Saturday, April 01, 2006

The Judgement of Paris

Which, strangely enough, has nothing to do with the French. The Paris in question was some poor Greek slob minding his own business when three goddesses told him he had to chose which one was the most beautiful. (A subject often painted by the classical artists because you had an excuse to paint three nekkid ladies instead of just one.) As I recall, he didn't even make an attempt to judge on the merits. Oh no, it was all about what each goddess promised him if he picked her. Venus promised Helen, and we all know what happened then.

And this is connected to the recent release of the journalist Jill Carroll. I'm not going to get into her actual motives/intent/political alignment or whatever. (I would suggest that anyone going into a known dangerous situation have, in addition to a current will, a pre-arranged set of signals or codewords that will indicate coercion is being applied. Can't let the military have all the good ideas, right?) Anyway -- the first video comes out, and it is all mujahadeen-positive and so on, and there are some pretty strong reactions. Right-leaning opinion tends towards "oh bleep, another setup", goodwill having been severely strained by the idjits who couldn't even be bothered to thank the coalition forces that rescued them. However, there are some who point out being held captive for three months by verified killers might lead a prisoner to adapt a conciliatory tone. Some Left-leaning folks jumped on this and denounced the very idea that she wasn't freely expressing her true opinions.

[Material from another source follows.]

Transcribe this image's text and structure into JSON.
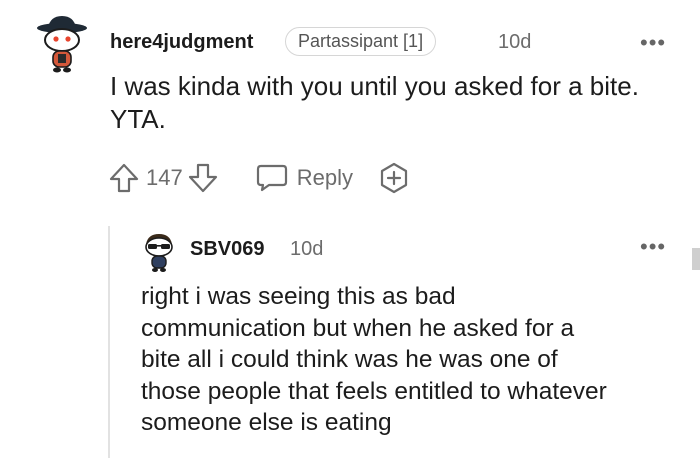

So now it seems she *was* coerced, that she was very much aware she was in danger, she *was* threatened and in fear for her life (and since they had killed her interpreter, reasonably so).

What I want to know, as the truth unfolds, is exactly how the Left makes its judgements in these situations. Because their outrage, their sensibilities, their delicate feelings, seem to be entirely swayed by what they get out of it. Excuses are always found for unpleasant behavior by anyone opposing or disliking the US, while we are held to impossible standards. Even by her original, forced account Ms. Carroll was treated worse than prisoners in Gitmo -- so why weren't there any protests about her?